Il manque, cette année, la Prise de la Bastille obligée ; pourtant la révolution est encore en honneur. M. Aubert nous apprend dans ses Noyades de Nantes, — détail qui a bien son importance, — que les séides de Carrier avaient l’attention infâme de conduire nues, à travers la foule, les jeunes filles qu’ils allaient jeter dans les trop fameuses barques à soupape. Les Derniers Montagnards, de M. Ronot, meurent d’une manière bien théâtrale. Ils posent pour la postérité, et aussi pour les visiteurs du Salon. M. Loudet a peint cette scène de Charlotte Corday où discourent Marat, Robespierre et Danton. Il est permis de ne pas admirer ces hommes ni même le drame de Ponsard, mais non de caricaturer ainsi ces tragiques figures.

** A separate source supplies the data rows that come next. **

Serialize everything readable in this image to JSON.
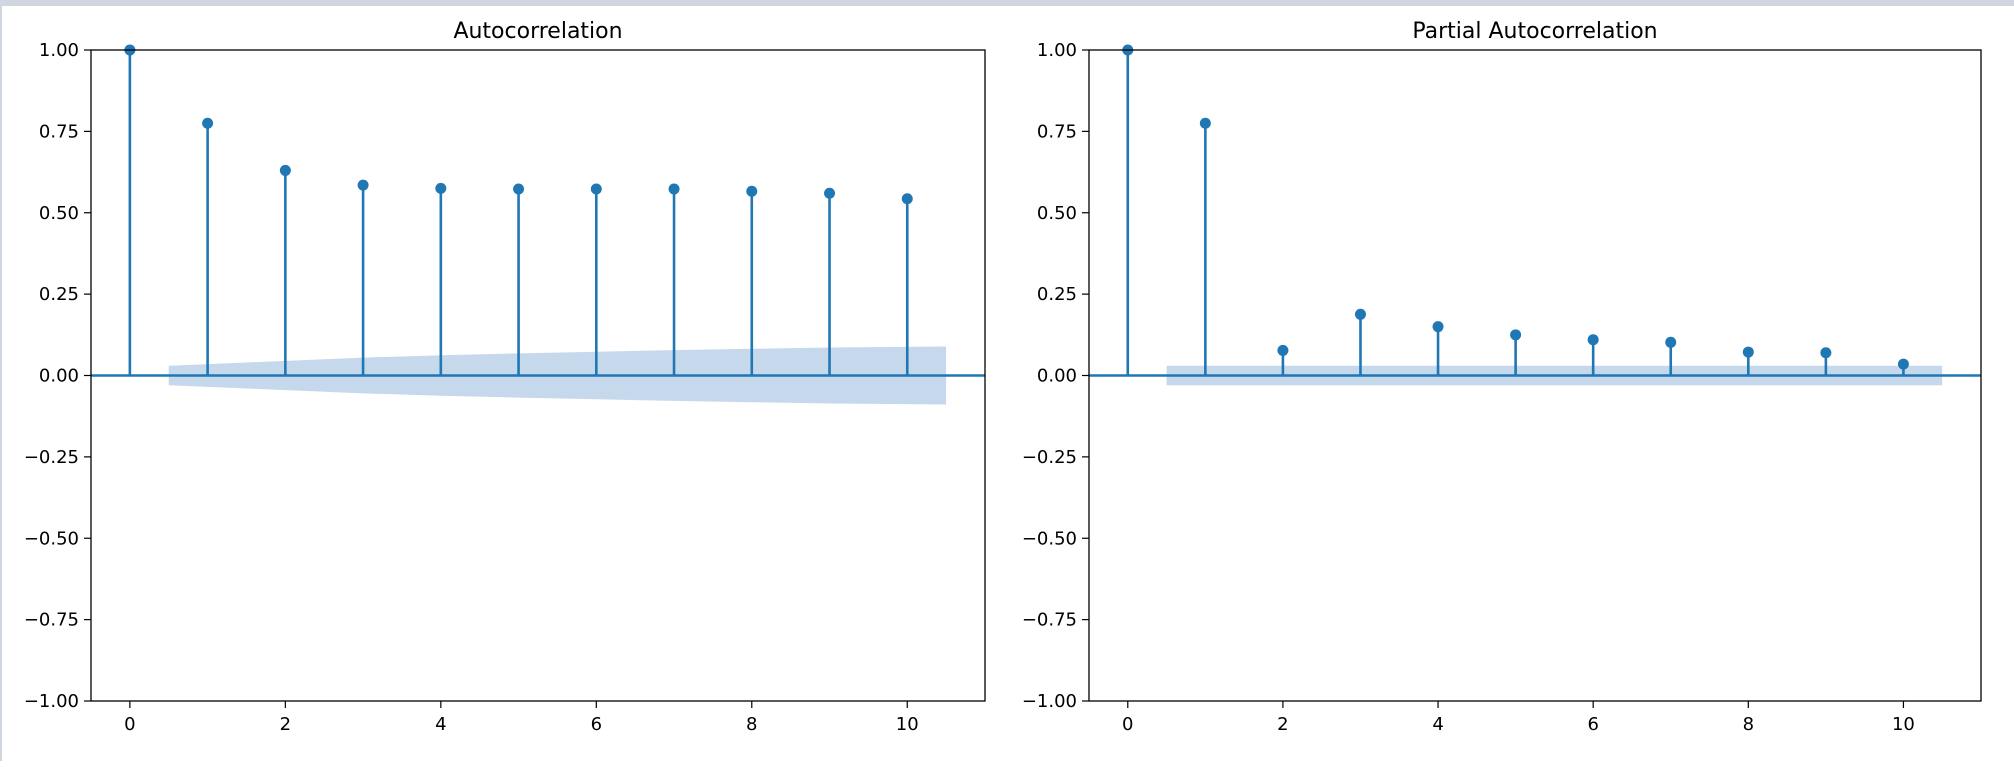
{
  "chart_data": [
    {
      "type": "stem",
      "title": "Autocorrelation",
      "xlabel": "",
      "ylabel": "",
      "xlim": [
        -0.5,
        11
      ],
      "ylim": [
        -1.0,
        1.0
      ],
      "x_ticks": [
        "0",
        "2",
        "4",
        "6",
        "8",
        "10"
      ],
      "y_ticks": [
        "1.00",
        "0.75",
        "0.50",
        "0.25",
        "0.00",
        "−0.25",
        "−0.50",
        "−0.75",
        "−1.00"
      ],
      "lags": [
        0,
        1,
        2,
        3,
        4,
        5,
        6,
        7,
        8,
        9,
        10
      ],
      "values": [
        1.0,
        0.775,
        0.63,
        0.585,
        0.575,
        0.573,
        0.573,
        0.573,
        0.566,
        0.56,
        0.543
      ],
      "confidence_band": {
        "lags": [
          1,
          2,
          3,
          4,
          5,
          6,
          7,
          8,
          9,
          10
        ],
        "upper": [
          0.03,
          0.045,
          0.055,
          0.062,
          0.068,
          0.073,
          0.078,
          0.082,
          0.086,
          0.089
        ],
        "lower": [
          -0.03,
          -0.045,
          -0.055,
          -0.062,
          -0.068,
          -0.073,
          -0.078,
          -0.082,
          -0.086,
          -0.089
        ]
      },
      "grid": false,
      "color": "#1f77b4",
      "band_color": "#c6d9ec"
    },
    {
      "type": "stem",
      "title": "Partial Autocorrelation",
      "xlabel": "",
      "ylabel": "",
      "xlim": [
        -0.5,
        11
      ],
      "ylim": [
        -1.0,
        1.0
      ],
      "x_ticks": [
        "0",
        "2",
        "4",
        "6",
        "8",
        "10"
      ],
      "y_ticks": [
        "1.00",
        "0.75",
        "0.50",
        "0.25",
        "0.00",
        "−0.25",
        "−0.50",
        "−0.75",
        "−1.00"
      ],
      "lags": [
        0,
        1,
        2,
        3,
        4,
        5,
        6,
        7,
        8,
        9,
        10
      ],
      "values": [
        1.0,
        0.775,
        0.077,
        0.188,
        0.15,
        0.125,
        0.11,
        0.102,
        0.072,
        0.07,
        0.035
      ],
      "confidence_band": {
        "lags": [
          1,
          2,
          3,
          4,
          5,
          6,
          7,
          8,
          9,
          10
        ],
        "upper": [
          0.03,
          0.03,
          0.03,
          0.03,
          0.03,
          0.03,
          0.03,
          0.03,
          0.03,
          0.03
        ],
        "lower": [
          -0.03,
          -0.03,
          -0.03,
          -0.03,
          -0.03,
          -0.03,
          -0.03,
          -0.03,
          -0.03,
          -0.03
        ]
      },
      "grid": false,
      "color": "#1f77b4",
      "band_color": "#c6d9ec"
    }
  ]
}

Un historien raconte que le général Brune, déjeunant un jour chez Camille Desmoulins, l’avertit des dangers qui le menaçaient. Camille ne faisait que rire de ces propos, encouragé par Lucile, pour qui la vie s’ouvrait pleine d’espérance et d’amour. C’est cette scène qu’a représentée M. François Flameng. Les trois convives sont assis autour de la table qu’une jeune servante s’occupe à desservir. Lucile, vêtue d’une robe rose, sa jolie tête vue en profil perdu, regarde son mari. Brune est derrière la jeune femme. A droite, Camille fait sauter son petit enfant entre ses bras, prononçant gaîment ces paroles, — en latin, selon l’usage du temps : — « Mangeons et buvons, car nous mourrons demain. » Mais Camille ne sentait pas la mort si près de lui. Autrement il eût eu le cœur moins ferme. On sait que de toutes les victimes de la révolution, royalistes ou républicains, seuls Camille Desmoulins et Mme Dubarry ne furent point stoïques devant l’échafaud. Pourquoi M. Flameng a-t-il donné à Camille, qui mourut à trente-deux ans, presque la tête d’un vieillard ? Le général Brune, dont la face est fermement modelée, paraît aussi trop âgé. Ce n’est point un homme de trente et un ans. Lucile et la jolie servante ont en revanche tout l’éclat de la jeunesse. Le blanc de la nappe est peint dans une tonalité très juste. Mais pour les rideaux qui garnissent la fenêtre, on ne peut admettre que ce soit de la mousseline ou de la guipure. On dirait plutôt des vitres passées au blanc d’Espagne. A cette critique près, nous reconnaissons les progrès de M. Flameng. Sa touche perd de sa sécheresse, et sa couleur abandonnant les tons crayeux prend de la finesse et du charme.